A little boy stands atop a tiny floating orb, hurtling through the cosmos with his only companions being a few volcanoes, and some impetuous flowers by his side. How these flowers grow on this seemingly inhospitable planet is a question for the nagging logic of Grown-ups; for the rest of us: dreamers, romantics, Lotus-Eaters and friends, we understand perfectly well. As the narrator in Antoine de Saint-Exupéry's The Little Prince opined, "Grown-ups never understand anything by themselves, and it is exhausting for children to provide explanations over and over again." It is slightly less exhausting for the Writer as well, to explain what is plain to see, especially when the Artist has given us so much to enjoy.

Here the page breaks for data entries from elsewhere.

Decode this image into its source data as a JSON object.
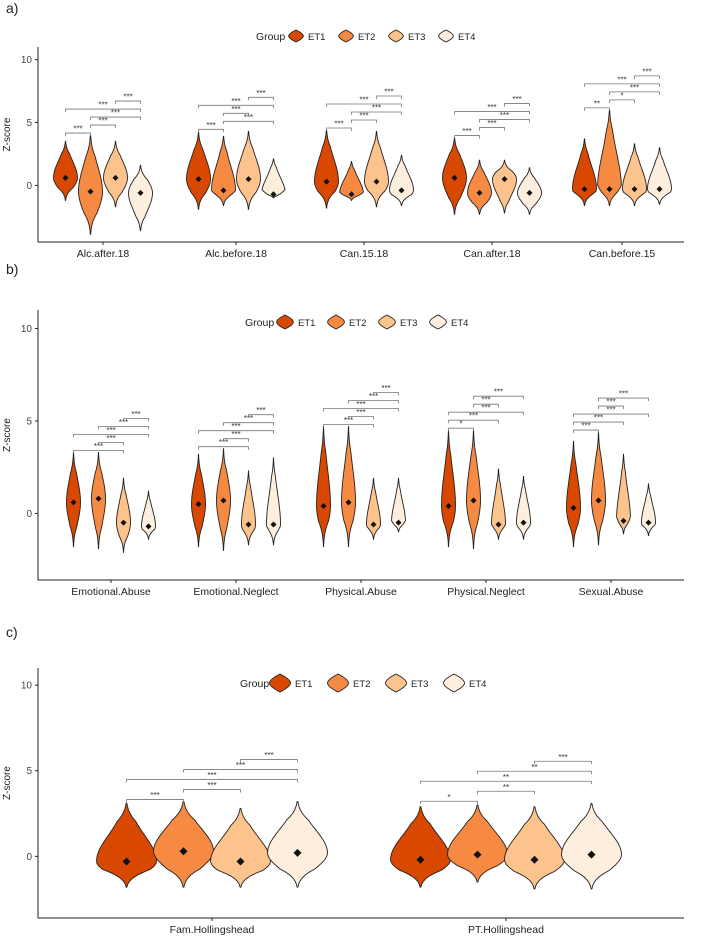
{
  "chart_data": [
    {
      "type": "violin",
      "panel": "a)",
      "legend_title": "Group",
      "groups": [
        "ET1",
        "ET2",
        "ET3",
        "ET4"
      ],
      "colors": {
        "ET1": "#d94801",
        "ET2": "#f78a42",
        "ET3": "#fdc38d",
        "ET4": "#fdeedd"
      },
      "ylabel": "Z-score",
      "yticks": [
        0,
        5,
        10
      ],
      "ylim": [
        -4.5,
        11
      ],
      "categories": [
        {
          "label": "Alc.after.18",
          "ranges": [
            [
              -1.2,
              3.5
            ],
            [
              -3.9,
              4.0
            ],
            [
              -1.7,
              3.5
            ],
            [
              -3.6,
              1.6
            ]
          ],
          "medians": [
            0.6,
            -0.5,
            0.6,
            -0.6
          ],
          "brackets": [
            {
              "a": 0,
              "b": 1,
              "sig": "***"
            },
            {
              "a": 1,
              "b": 2,
              "sig": "***"
            },
            {
              "a": 1,
              "b": 3,
              "sig": "***"
            },
            {
              "a": 0,
              "b": 3,
              "sig": "***"
            },
            {
              "a": 2,
              "b": 3,
              "sig": "***"
            }
          ]
        },
        {
          "label": "Alc.before.18",
          "ranges": [
            [
              -1.9,
              4.2
            ],
            [
              -1.6,
              3.9
            ],
            [
              -1.9,
              4.3
            ],
            [
              -1.0,
              2.1
            ]
          ],
          "medians": [
            0.5,
            -0.4,
            0.5,
            -0.7
          ],
          "brackets": [
            {
              "a": 0,
              "b": 1,
              "sig": "***"
            },
            {
              "a": 1,
              "b": 3,
              "sig": "***"
            },
            {
              "a": 1,
              "b": 2,
              "sig": "***"
            },
            {
              "a": 0,
              "b": 3,
              "sig": "***"
            },
            {
              "a": 2,
              "b": 3,
              "sig": "***"
            }
          ]
        },
        {
          "label": "Can.15.18",
          "ranges": [
            [
              -1.8,
              4.4
            ],
            [
              -1.2,
              1.9
            ],
            [
              -1.7,
              4.3
            ],
            [
              -1.6,
              2.4
            ]
          ],
          "medians": [
            0.3,
            -0.7,
            0.3,
            -0.4
          ],
          "brackets": [
            {
              "a": 0,
              "b": 1,
              "sig": "***"
            },
            {
              "a": 1,
              "b": 2,
              "sig": "***"
            },
            {
              "a": 1,
              "b": 3,
              "sig": "***"
            },
            {
              "a": 0,
              "b": 3,
              "sig": "***"
            },
            {
              "a": 2,
              "b": 3,
              "sig": "***"
            }
          ]
        },
        {
          "label": "Can.after.18",
          "ranges": [
            [
              -2.3,
              3.8
            ],
            [
              -2.3,
              2.0
            ],
            [
              -2.2,
              2.0
            ],
            [
              -2.3,
              1.4
            ]
          ],
          "medians": [
            0.6,
            -0.6,
            0.5,
            -0.6
          ],
          "brackets": [
            {
              "a": 0,
              "b": 1,
              "sig": "***"
            },
            {
              "a": 1,
              "b": 2,
              "sig": "***"
            },
            {
              "a": 1,
              "b": 3,
              "sig": "***"
            },
            {
              "a": 0,
              "b": 3,
              "sig": "***"
            },
            {
              "a": 2,
              "b": 3,
              "sig": "***"
            }
          ]
        },
        {
          "label": "Can.before.15",
          "ranges": [
            [
              -1.6,
              3.7
            ],
            [
              -1.6,
              6.0
            ],
            [
              -1.6,
              3.3
            ],
            [
              -1.5,
              3.0
            ]
          ],
          "medians": [
            -0.3,
            -0.3,
            -0.3,
            -0.3
          ],
          "brackets": [
            {
              "a": 0,
              "b": 1,
              "sig": "**"
            },
            {
              "a": 1,
              "b": 2,
              "sig": "*"
            },
            {
              "a": 1,
              "b": 3,
              "sig": "***"
            },
            {
              "a": 0,
              "b": 3,
              "sig": "***"
            },
            {
              "a": 2,
              "b": 3,
              "sig": "***"
            }
          ]
        }
      ]
    },
    {
      "type": "violin",
      "panel": "b)",
      "legend_title": "Group",
      "groups": [
        "ET1",
        "ET2",
        "ET3",
        "ET4"
      ],
      "colors": {
        "ET1": "#d94801",
        "ET2": "#f78a42",
        "ET3": "#fdc38d",
        "ET4": "#fdeedd"
      },
      "ylabel": "Z-score",
      "yticks": [
        0,
        5,
        10
      ],
      "ylim": [
        -3.6,
        11
      ],
      "categories": [
        {
          "label": "Emotional.Abuse",
          "ranges": [
            [
              -1.8,
              3.3
            ],
            [
              -1.9,
              3.3
            ],
            [
              -2.1,
              1.9
            ],
            [
              -1.4,
              1.2
            ]
          ],
          "medians": [
            0.6,
            0.8,
            -0.5,
            -0.7
          ],
          "brackets": [
            {
              "a": 0,
              "b": 2,
              "sig": "***"
            },
            {
              "a": 1,
              "b": 2,
              "sig": "***"
            },
            {
              "a": 0,
              "b": 3,
              "sig": "***"
            },
            {
              "a": 1,
              "b": 3,
              "sig": "***"
            },
            {
              "a": 2,
              "b": 3,
              "sig": "***"
            }
          ]
        },
        {
          "label": "Emotional.Neglect",
          "ranges": [
            [
              -1.8,
              3.2
            ],
            [
              -2.0,
              3.5
            ],
            [
              -1.7,
              2.3
            ],
            [
              -1.7,
              3.0
            ]
          ],
          "medians": [
            0.5,
            0.7,
            -0.6,
            -0.6
          ],
          "brackets": [
            {
              "a": 0,
              "b": 2,
              "sig": "***"
            },
            {
              "a": 1,
              "b": 2,
              "sig": "***"
            },
            {
              "a": 0,
              "b": 3,
              "sig": "***"
            },
            {
              "a": 1,
              "b": 3,
              "sig": "***"
            },
            {
              "a": 2,
              "b": 3,
              "sig": "***"
            }
          ]
        },
        {
          "label": "Physical.Abuse",
          "ranges": [
            [
              -1.8,
              4.7
            ],
            [
              -1.8,
              4.7
            ],
            [
              -1.4,
              1.9
            ],
            [
              -1.0,
              1.9
            ]
          ],
          "medians": [
            0.4,
            0.6,
            -0.6,
            -0.5
          ],
          "brackets": [
            {
              "a": 0,
              "b": 2,
              "sig": "***"
            },
            {
              "a": 1,
              "b": 2,
              "sig": "***"
            },
            {
              "a": 0,
              "b": 3,
              "sig": "***"
            },
            {
              "a": 1,
              "b": 3,
              "sig": "***"
            },
            {
              "a": 2,
              "b": 3,
              "sig": "***"
            }
          ]
        },
        {
          "label": "Physical.Neglect",
          "ranges": [
            [
              -1.8,
              4.5
            ],
            [
              -1.9,
              4.5
            ],
            [
              -1.4,
              2.4
            ],
            [
              -1.4,
              2.0
            ]
          ],
          "medians": [
            0.4,
            0.7,
            -0.6,
            -0.5
          ],
          "brackets": [
            {
              "a": 0,
              "b": 1,
              "sig": "*"
            },
            {
              "a": 0,
              "b": 2,
              "sig": "***"
            },
            {
              "a": 0,
              "b": 3,
              "sig": "***"
            },
            {
              "a": 1,
              "b": 2,
              "sig": "***"
            },
            {
              "a": 1,
              "b": 3,
              "sig": "***"
            }
          ]
        },
        {
          "label": "Sexual.Abuse",
          "ranges": [
            [
              -1.8,
              3.9
            ],
            [
              -1.7,
              4.4
            ],
            [
              -1.1,
              3.2
            ],
            [
              -1.2,
              1.6
            ]
          ],
          "medians": [
            0.3,
            0.7,
            -0.4,
            -0.5
          ],
          "brackets": [
            {
              "a": 0,
              "b": 1,
              "sig": "***"
            },
            {
              "a": 0,
              "b": 2,
              "sig": "***"
            },
            {
              "a": 0,
              "b": 3,
              "sig": "***"
            },
            {
              "a": 1,
              "b": 2,
              "sig": "***"
            },
            {
              "a": 1,
              "b": 3,
              "sig": "***"
            }
          ]
        }
      ]
    },
    {
      "type": "violin",
      "panel": "c)",
      "legend_title": "Group",
      "groups": [
        "ET1",
        "ET2",
        "ET3",
        "ET4"
      ],
      "colors": {
        "ET1": "#d94801",
        "ET2": "#f78a42",
        "ET3": "#fdc38d",
        "ET4": "#fdeedd"
      },
      "ylabel": "Z-score",
      "yticks": [
        0,
        5,
        10
      ],
      "ylim": [
        -3.6,
        11
      ],
      "categories": [
        {
          "label": "Fam.Hollingshead",
          "ranges": [
            [
              -1.8,
              3.1
            ],
            [
              -1.8,
              3.2
            ],
            [
              -1.8,
              2.8
            ],
            [
              -1.8,
              3.2
            ]
          ],
          "medians": [
            -0.3,
            0.3,
            -0.3,
            0.2
          ],
          "brackets": [
            {
              "a": 0,
              "b": 1,
              "sig": "***"
            },
            {
              "a": 1,
              "b": 2,
              "sig": "***"
            },
            {
              "a": 0,
              "b": 3,
              "sig": "***"
            },
            {
              "a": 1,
              "b": 3,
              "sig": "***"
            },
            {
              "a": 2,
              "b": 3,
              "sig": "***"
            }
          ]
        },
        {
          "label": "PT.Hollingshead",
          "ranges": [
            [
              -1.8,
              2.9
            ],
            [
              -1.5,
              3.0
            ],
            [
              -1.9,
              2.9
            ],
            [
              -1.9,
              3.1
            ]
          ],
          "medians": [
            -0.2,
            0.1,
            -0.2,
            0.1
          ],
          "brackets": [
            {
              "a": 0,
              "b": 1,
              "sig": "*"
            },
            {
              "a": 1,
              "b": 2,
              "sig": "**"
            },
            {
              "a": 0,
              "b": 3,
              "sig": "**"
            },
            {
              "a": 1,
              "b": 3,
              "sig": "**"
            },
            {
              "a": 2,
              "b": 3,
              "sig": "***"
            }
          ]
        }
      ]
    }
  ]
}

What we witness here is a menagerie of fops and princes, maidens and babes, all astride these tiny crystal islands. Meandering in a dreamy reverie, they gaze over their fancy collars, their eyes focused ahead, clear-eyed, without guile. What are they looking at? Surely not us, walking through our white cubes looking at them; no, they look out at adventure. Plucked from paintings throughout the annals of history, they take to these brave new worlds with aplomb. They are the softest things in the most jagged lands. They become hunters and huntresses, on the chase for six-headed lions, with only their trusted pal (be it dog or falcon, sister or steed) by their side. Wee explorers in search of beautiful trees filled with massive flowers that grow straight from giant ingots of gold. They waltz like polar bears through fields of extraordinary rocks of brilliant hues and dynamic shards. They climb mountaintops with their hobbyhorses, and gaze out on lands of promise below. They are trailblazers on a quest that usually ends around dinnertime.

We do not need to be petrologists to understand these crystalline vessels they trod. They are there to help us wonder: by making these tiny lands everywhere and nowhere; by compressing time from the Precambrian to one of the many Ages Golden; by giving these characters a stage to strut their stuff, to show off their fancy duds and brazen ways. The thing about these kids is not what is seen - the lone figure in a rocky landscape - but what an amazing place these tiny dreamers are seeing. When the Little Prince visited Earth, he noted, "What a peculiar planet! It's all dry and sharp and hard. And people here have no imagination." He would be wise to visit the Artist and his creations, whose arid and firm grounds would be familiar, but are filled with an imagination at work, or better put, at play. As adventure always begins in the mind's eye, children wander around their homes creating new worlds in their heads, from plain cardboard boxes, behind hedges, in the spaces no one uses, with the things no one wants. They thankfully, like the Artist, see this planet, not unlike a gem: fractured and fantastic, radiant with colors, and beautiful from every angle.